Second, technology innovation remains a weak area for local SMEs, especially small enterprises where technological advancement severely lags. Initiatives supporting research and development can incentivize SMEs to adopt innovative technologies, enhancing productivity, competitiveness, and market expansion.
Consequently, in January 2023 news broke regarding collaboration between Pakistan and China to establish a semiconductor zone in Pakistan, aimed at boosting the chip manufacturing sector. But there have been no recent updates.
The initiative was propelled by the realization that Pakistan relies heavily on imported semiconductor chips, which were affected by the global shortage induced by the pandemic. Efforts were made to bridge the gap, including initiatives by companies like Rapid Silicon and government funding for chip design centers in universities. The Special Technology Zones Authority (STZA) has been engaged in strategic cooperation with Chinese counterparts, given China’s significant position in hardware component manufacturing. However, recent updates have not specified further developments or progress on this collaboration.
Furthermore, small-scale semiconductor firms can benefit from the National Aerospace Science and Technology Park (NASTP) Karachi by gaining access to state-of-the-art facilities and research infrastructure. NASTP is creating a technology ecosystem by facilitating start-ups and SMEs through its techno-parks development. This initiative provides SMEs in Pakistan’s semiconductor sector with opportunities for collaboration and knowledge exchange fostering innovation and technological advancement.
Third, regulatory hurdles further impede SME growth. Complex business rules and excessive bureaucracy discourage expansion. Pakistan’s low ranking in the World Bank Doing Business Index 2019 underscores the need for reform. Streamlining regulations and implementing a one-window system for bureaucratic procedures can reduce compliance costs and redirect SME focus towards core activities.
Women entrepreneurs represent a crucial segment of the business environment. Despite being fully capable of working, only 21 percent of women in Pakistan participate in the workforce, which is lower than the global average of 39 percent. Enhancing support for female entrepreneurship aligns with Sustainable Development Goal 5, pertaining to gender equality and empowerment, fostering socioeconomic development through education, finance, and formal banking channels. Therefore, to address Pakistan’s distressing labor force participation rate for women, a system that supports female entrepreneurship has to be developed.

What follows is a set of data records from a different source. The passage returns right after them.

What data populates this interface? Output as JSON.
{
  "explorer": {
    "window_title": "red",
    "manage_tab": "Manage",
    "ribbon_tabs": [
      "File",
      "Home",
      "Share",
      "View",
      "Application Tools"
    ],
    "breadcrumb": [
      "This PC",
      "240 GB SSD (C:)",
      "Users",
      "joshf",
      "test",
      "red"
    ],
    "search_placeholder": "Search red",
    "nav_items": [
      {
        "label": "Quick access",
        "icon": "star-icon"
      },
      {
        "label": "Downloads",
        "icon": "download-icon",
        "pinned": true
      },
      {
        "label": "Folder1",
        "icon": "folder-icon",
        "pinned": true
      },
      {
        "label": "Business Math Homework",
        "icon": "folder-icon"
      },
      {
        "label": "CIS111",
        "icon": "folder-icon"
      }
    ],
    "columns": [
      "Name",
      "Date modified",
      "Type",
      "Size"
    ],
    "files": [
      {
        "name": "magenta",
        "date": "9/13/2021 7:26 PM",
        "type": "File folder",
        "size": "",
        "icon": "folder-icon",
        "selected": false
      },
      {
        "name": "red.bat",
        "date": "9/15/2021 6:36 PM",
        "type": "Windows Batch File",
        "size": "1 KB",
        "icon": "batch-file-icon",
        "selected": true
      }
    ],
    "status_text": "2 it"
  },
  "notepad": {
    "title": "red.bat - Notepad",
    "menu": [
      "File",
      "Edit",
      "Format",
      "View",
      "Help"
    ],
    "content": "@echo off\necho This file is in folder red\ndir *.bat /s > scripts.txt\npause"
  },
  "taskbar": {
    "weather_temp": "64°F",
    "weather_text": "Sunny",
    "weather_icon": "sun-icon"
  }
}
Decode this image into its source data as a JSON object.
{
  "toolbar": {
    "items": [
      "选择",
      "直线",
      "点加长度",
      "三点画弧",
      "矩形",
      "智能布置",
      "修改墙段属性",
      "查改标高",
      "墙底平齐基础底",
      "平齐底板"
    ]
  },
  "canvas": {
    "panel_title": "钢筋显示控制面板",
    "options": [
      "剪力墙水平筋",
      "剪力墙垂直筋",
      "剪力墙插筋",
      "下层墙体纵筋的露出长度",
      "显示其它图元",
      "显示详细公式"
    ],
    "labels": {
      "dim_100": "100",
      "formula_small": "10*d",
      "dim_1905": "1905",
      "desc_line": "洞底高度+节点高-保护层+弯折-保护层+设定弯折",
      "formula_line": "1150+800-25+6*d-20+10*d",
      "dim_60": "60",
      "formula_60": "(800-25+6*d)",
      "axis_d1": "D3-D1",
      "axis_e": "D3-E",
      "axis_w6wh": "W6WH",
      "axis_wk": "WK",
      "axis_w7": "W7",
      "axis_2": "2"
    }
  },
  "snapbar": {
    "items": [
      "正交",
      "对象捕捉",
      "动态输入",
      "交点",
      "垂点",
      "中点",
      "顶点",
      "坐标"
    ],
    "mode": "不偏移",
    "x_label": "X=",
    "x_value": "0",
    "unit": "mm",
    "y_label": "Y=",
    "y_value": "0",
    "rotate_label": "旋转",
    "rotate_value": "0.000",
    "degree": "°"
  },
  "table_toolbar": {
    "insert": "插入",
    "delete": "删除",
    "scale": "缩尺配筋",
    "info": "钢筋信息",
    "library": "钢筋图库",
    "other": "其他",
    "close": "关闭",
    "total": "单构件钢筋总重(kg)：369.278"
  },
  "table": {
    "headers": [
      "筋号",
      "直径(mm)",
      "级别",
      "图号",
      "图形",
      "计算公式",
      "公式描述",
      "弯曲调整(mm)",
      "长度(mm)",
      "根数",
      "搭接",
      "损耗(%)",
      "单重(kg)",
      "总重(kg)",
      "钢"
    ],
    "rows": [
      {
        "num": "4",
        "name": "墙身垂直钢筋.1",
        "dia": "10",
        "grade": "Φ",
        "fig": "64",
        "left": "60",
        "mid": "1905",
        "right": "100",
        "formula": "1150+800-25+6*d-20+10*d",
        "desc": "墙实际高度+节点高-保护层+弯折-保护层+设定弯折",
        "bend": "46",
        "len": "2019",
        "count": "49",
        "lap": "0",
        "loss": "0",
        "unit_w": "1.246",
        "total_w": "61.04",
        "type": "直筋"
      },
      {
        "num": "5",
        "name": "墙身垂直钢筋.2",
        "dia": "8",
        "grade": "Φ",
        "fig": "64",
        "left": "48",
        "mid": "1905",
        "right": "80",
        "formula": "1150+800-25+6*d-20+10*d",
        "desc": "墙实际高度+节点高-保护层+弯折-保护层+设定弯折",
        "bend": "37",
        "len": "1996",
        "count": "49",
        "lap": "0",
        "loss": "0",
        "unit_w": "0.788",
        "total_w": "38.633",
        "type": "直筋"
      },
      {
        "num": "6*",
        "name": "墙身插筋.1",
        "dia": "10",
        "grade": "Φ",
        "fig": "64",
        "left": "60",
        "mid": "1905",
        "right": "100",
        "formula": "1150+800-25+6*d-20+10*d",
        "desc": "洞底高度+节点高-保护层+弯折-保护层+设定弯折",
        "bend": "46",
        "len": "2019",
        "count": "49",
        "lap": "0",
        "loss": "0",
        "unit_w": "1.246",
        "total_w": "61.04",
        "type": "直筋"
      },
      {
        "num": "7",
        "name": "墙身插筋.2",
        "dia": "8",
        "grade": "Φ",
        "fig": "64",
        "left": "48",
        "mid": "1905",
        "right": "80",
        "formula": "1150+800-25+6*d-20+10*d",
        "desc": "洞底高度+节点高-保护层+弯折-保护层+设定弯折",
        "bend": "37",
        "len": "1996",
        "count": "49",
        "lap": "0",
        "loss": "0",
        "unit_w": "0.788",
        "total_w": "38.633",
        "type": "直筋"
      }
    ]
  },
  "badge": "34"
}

Looking at successful models from countries like Malaysia offers several insights. Malaysia’s focus on technology, innovation, and exports, exemplified by initiatives such as the National Entrepreneur SME Development Council and SME Master Plan, is a compelling model. The Master Plan’s diverse funding mechanisms, including venture capital and microfinancing, offer a blueprint for Pakistan to bolster its SME framework.
Implementing a proactive strategic policy for Pakistani SMEs is imperative, as the performance of domestic industries is the biggest advertisement for outsiders to follow suit and invest in the country. Pakistan’s SMEs play a critical role in the economy, but they face significant challenges hindering their growth. Addressing issues such as financial access, technology innovation, regulatory hurdles, and support for women entrepreneurs is essential. By implementing targeted policies and drawing inspiration from successful models like Malaysia, Pakistan can foster a conducive environment for SME development, driving economic growth and prosperity.